愿言,就是宁愿;同“甘心”一样,都是心甘情愿的意思。
首疾,头痛。不知道是不是长期不洗头的缘故。
第四段的“心痗”,则是心痛。痗(mèi),忧思成病。
真是头也痛,心也痛,丈夫不在家,浑身都是病。
也许少妇觉得只是这样呆坐着不是回事儿,总得起身做点儿什么,要不就去给自己找根忘忧草煎了入药吧。

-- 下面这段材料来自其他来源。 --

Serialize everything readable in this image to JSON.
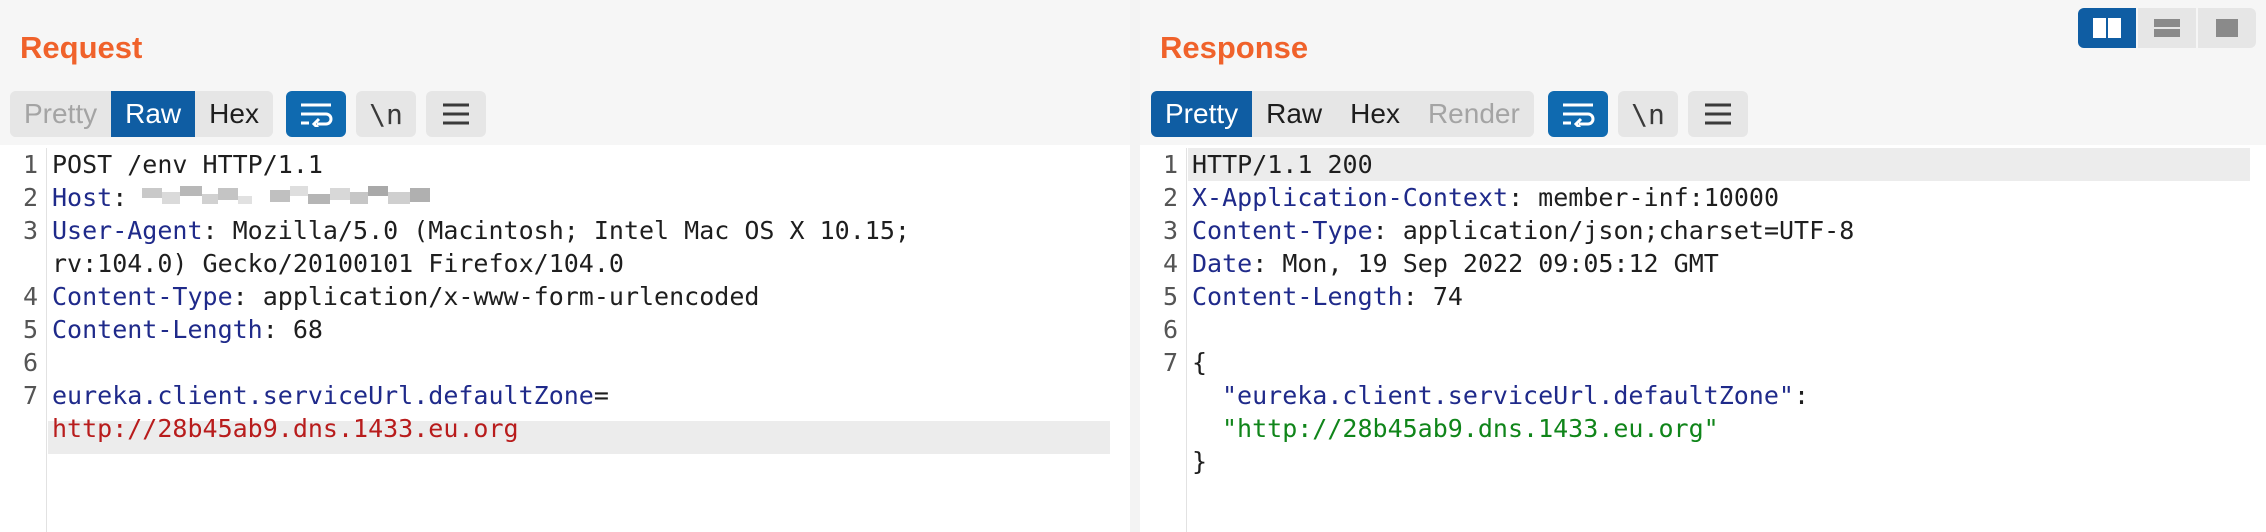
{
  "request": {
    "title": "Request",
    "tabs": [
      {
        "label": "Pretty",
        "state": "disabled"
      },
      {
        "label": "Raw",
        "state": "active"
      },
      {
        "label": "Hex",
        "state": "normal"
      }
    ],
    "tools": {
      "wrap_icon": "wrap-lines-icon",
      "newline_label": "\\n",
      "menu_icon": "hamburger-menu-icon"
    },
    "lines": {
      "l1": "POST /env HTTP/1.1",
      "l2_key": "Host",
      "l2_sep": ": ",
      "l3_key": "User-Agent",
      "l3_val": ": Mozilla/5.0 (Macintosh; Intel Mac OS X 10.15;",
      "l3_cont": "rv:104.0) Gecko/20100101 Firefox/104.0",
      "l4_key": "Content-Type",
      "l4_val": ": application/x-www-form-urlencoded",
      "l5_key": "Content-Length",
      "l5_val": ": 68",
      "l7_key": "eureka.client.serviceUrl.defaultZone",
      "l7_eq": "=",
      "l7_cont": "http://28b45ab9.dns.1433.eu.org"
    },
    "numbers": [
      "1",
      "2",
      "3",
      "4",
      "5",
      "6",
      "7"
    ]
  },
  "response": {
    "title": "Response",
    "tabs": [
      {
        "label": "Pretty",
        "state": "active"
      },
      {
        "label": "Raw",
        "state": "normal"
      },
      {
        "label": "Hex",
        "state": "normal"
      },
      {
        "label": "Render",
        "state": "disabled"
      }
    ],
    "tools": {
      "wrap_icon": "wrap-lines-icon",
      "newline_label": "\\n",
      "menu_icon": "hamburger-menu-icon"
    },
    "lines": {
      "l1": "HTTP/1.1 200",
      "l2_key": "X-Application-Context",
      "l2_val": ": member-inf:10000",
      "l3_key": "Content-Type",
      "l3_val": ": application/json;charset=UTF-8",
      "l4_key": "Date",
      "l4_val": ": Mon, 19 Sep 2022 09:05:12 GMT",
      "l5_key": "Content-Length",
      "l5_val": ": 74",
      "l7_open": "{",
      "l7_key": "\"eureka.client.serviceUrl.defaultZone\"",
      "l7_colon": ":",
      "l7_val": "\"http://28b45ab9.dns.1433.eu.org\"",
      "l7_close": "}"
    },
    "numbers": [
      "1",
      "2",
      "3",
      "4",
      "5",
      "6",
      "7"
    ]
  },
  "layout_buttons": [
    {
      "icon": "split-columns-icon",
      "state": "active"
    },
    {
      "icon": "split-rows-icon",
      "state": "normal"
    },
    {
      "icon": "single-pane-icon",
      "state": "normal"
    }
  ],
  "colors": {
    "accent": "#f0622b",
    "active_tab": "#0f5da3",
    "header_key": "#1f2a8a",
    "param_value": "#b81c1c",
    "json_string": "#10851a"
  }
}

也许是邻里乡亲同情少妇的心境病情,前来探望劝慰,说你总这么蓬头垢面地病着可不行,要不煎个萱草汤解解头痛吧。
于是便有了这句“焉得谖草,言树之背”。
谖(xuān)草,就是萱草。背,就是北堂,背阴处。
去哪里找萱草呢?就在北面的树荫下。
萱草有几种别名,《博物志》称:“萱草,食之令人好欢乐,忘忧思,故曰忘忧草。”《风土记》云:“妊妇佩其草则生男。”故而萱草又名“宜男草”。

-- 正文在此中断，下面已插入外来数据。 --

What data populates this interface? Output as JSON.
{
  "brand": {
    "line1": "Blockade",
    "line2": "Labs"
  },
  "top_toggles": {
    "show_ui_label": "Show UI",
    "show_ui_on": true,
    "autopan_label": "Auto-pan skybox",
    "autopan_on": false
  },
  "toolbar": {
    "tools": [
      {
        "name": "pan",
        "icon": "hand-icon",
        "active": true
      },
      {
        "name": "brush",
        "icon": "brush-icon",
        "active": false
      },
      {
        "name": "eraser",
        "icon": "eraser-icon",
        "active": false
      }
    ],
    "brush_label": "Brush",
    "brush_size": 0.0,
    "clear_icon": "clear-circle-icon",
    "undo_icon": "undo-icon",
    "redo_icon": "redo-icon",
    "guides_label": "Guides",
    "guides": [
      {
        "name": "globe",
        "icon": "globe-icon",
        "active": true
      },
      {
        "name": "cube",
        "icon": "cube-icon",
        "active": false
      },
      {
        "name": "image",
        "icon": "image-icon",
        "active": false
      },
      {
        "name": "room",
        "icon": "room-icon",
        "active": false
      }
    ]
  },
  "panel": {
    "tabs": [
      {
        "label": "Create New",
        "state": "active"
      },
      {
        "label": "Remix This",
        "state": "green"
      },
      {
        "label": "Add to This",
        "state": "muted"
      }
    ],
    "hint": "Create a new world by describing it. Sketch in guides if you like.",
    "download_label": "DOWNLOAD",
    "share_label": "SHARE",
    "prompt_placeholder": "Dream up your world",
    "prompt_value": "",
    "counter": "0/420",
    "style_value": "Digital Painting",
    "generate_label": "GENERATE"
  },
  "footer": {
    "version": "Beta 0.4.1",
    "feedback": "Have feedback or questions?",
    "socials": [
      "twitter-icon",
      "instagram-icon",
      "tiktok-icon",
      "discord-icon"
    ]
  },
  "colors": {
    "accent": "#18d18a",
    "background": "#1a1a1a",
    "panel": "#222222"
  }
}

诗中女子是妇人,所以寻找萱草不论是为了解忧,还是为了祈祷生男,都是合理的。但是联系上文的“甘心首疾”和下文的“使我心痗”,此处还是当忘忧草解更为合适。
所以这两段再寻一句大白话来总结,就是“心病还须心药医”。
然而就算找到萱草又能怎样呢?就不头疼、不心焦了吗?
不可能。
女子悲哀地说:我想念我的丈夫啊,心甘情愿为他忧思卧病。
只要他一天不回来,我就一直相思成疾,不饰妆容。
这里有一种隐晦的忧惧,因为丈夫可是去打仗的,上了前线,就难论生死了。她每天想着他,寝不安枕,忧思成疾,所以头痛心痛,无药可医。她怕他死在战场上,而这种怕还不敢宣之于口,因为更怕一旦说出来就成了事实。她病得这样沉重,多少带着点儿用病痛来折磨自己,以此与丈夫分担痛苦的意味,因此病得无怨无悔。
此时再想到《邶风·击鼓》,会格外觉得伤感、浓烈。
当女子徘徊树下,寻找忘忧草时,也许男子也正徘徊于战场的林野中,“爰居爰处,爰丧其马。于以求之?于林之下”。他可能身负重伤,奄奄一息,虚弱地回忆着他们“执子之手,与子偕老”的誓言,缓缓闭上眼睛,犹自心中感怀,想着她还在家里等他,却再也等不到他回来,自己辜负了她的期盼,有多么对不起她,“于嗟阔兮,不我活兮。于嗟洵兮,不我信兮”。
这真是人生最大的悲哀。
这首诗的最独特之处就在于,虽然饱含思念,却无怨怼。女子对丈夫没有抱怨,对战事也没有抱怨,知道他是为国而战,是荣耀的,是英勇的,所以再苦再沉重的相思也仍是心甘情愿的选择,义无反顾的承当,“愿言思伯,甘心首疾”“愿言思伯,使我心痗”。
我想你,我心痛,但是,我愿意!
但是,如果她知道他将再也回不来,还能不怨吗?
《诗经》中大量妻子想念远役丈夫的诗篇,开创了后世思妇诗的先河。而后世的思妇诗中最让我难过的一首,就是唐代陈陶的《陇西行》,恰可作为《击鼓》与《伯兮》相联合的注脚:“誓扫匈奴不顾身,五千貂锦丧胡尘。可怜无定河边骨,犹是春闺梦里人!”